Wannaphong, the Thai economics professor, also suggested that Thailand should negotiate with the US as part of larger trade frameworks - instead of just ASEAN - as a more “constructive” response.
“I don’t believe ASEAN alone has enough negotiating leverage when dealing with Trump,” he said.
“RCEP - especially with the participation of several developed economies - offers a more promising platform for Thailand to begin formulating a coordinated response to the tariff hikes.”
The Regional Comprehensive Economic Partnership (RCEP) is a free trade agreement between the 10 ASEAN member states as well as Australia, China, Japan, South Korea, and New Zealand.
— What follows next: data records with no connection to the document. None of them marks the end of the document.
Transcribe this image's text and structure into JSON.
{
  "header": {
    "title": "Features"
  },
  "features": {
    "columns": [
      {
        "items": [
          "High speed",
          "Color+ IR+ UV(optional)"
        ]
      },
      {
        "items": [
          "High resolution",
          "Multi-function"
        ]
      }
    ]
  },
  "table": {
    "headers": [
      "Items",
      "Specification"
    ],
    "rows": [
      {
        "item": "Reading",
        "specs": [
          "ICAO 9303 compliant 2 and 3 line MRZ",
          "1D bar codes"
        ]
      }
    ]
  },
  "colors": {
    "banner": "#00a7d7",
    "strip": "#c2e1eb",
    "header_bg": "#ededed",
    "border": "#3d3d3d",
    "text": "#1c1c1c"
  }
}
On the other hand, some experts have questioned Vietnam’s individual approach.
Security expert Collin Koh, who is a senior fellow at Singapore’s S Rajaratnam School of International Studies, posted on X that Vietnam might be seen to “spoil the market” by offering this “major concession” amid calls by the likes of Malaysia to get a unified ASEAN response.
“End of the day, national interests precede regional interests,” he wrote.
Steven Okun, chief executive officer of the Singapore-headquartered consultancy APAC Advisors, said that Vietnam’s offer to lower its duties on US products to zero “will do little to move the trade imbalance”.
“There is a great deal the US wants to buy from Vietnam and relatively little the US can sell to them,” he told CNA.
“Vietnam lowering its duties to zero may help some US sectors, of course. And, if Trump’s goal is to bring US manufacturing back to the US, then he will keep the tariffs high no matter what.”
However, he added that countries in ASEAN should persist in negotiating with the US as a bloc as Washington would hold all the cards in one-to-one individual negotiations.
Responding to Liberation Day, Malaysia PM Anwar Ibrahim said ASEAN will seek to have a collective response to Trump’s tariffs.
Okun said: “If that happens, Donald Trump would be the catalyst ASEAN always needed. A country negotiating one-on-one with the US rarely takes a maximalist approach because in bilateral settings, the US has all the cards.
“Individually, a given country may not have the power to create effective resistance. But collectively, they might. If the countries of Southeast Asia want to negotiate with Trump, their chances of success are much greater if they do so collectively,” he added.
Bhima, the Indonesia-based analyst, said some ASEAN states can negotiate with the US from a position of having a “similar” geopolitical stance against China’s expansive claims in the South China Sea.
Vietnam, Malaysia, Indonesia and the Philippines have overlapping claims with Beijing in the strategic and resource-rich waterways.
“Another thing that Southeast Asia, including Indonesia and the Philippines, can leverage more on are critical minerals,” he said.
“Why are critical minerals excluded from the reciprocal tariff? Because Trump understands that they need more nickel. They need more bauxite and copper from regions like Southeast Asia.
“I think critical minerals are the thing that Trump wants to hear more about during the negotiations.”
Still, several recently published commentaries have taken a scathing tone against the prospect of a joint ASEAN bloc response to the tariffs.
“Should ASEAN respond as a group, it is likely futile … the Trump administration is unlikely to care. The tariffs target countries individually, not ASEAN as a bloc,” said Jakarta-based journalist Edwin Shri Bimo in an article for the China Global South Project.
American news magazine Foreign Policy also published an analysis saying that ASEAN has “few other good options” and “there is no guarantee that ASEAN will move in concert”.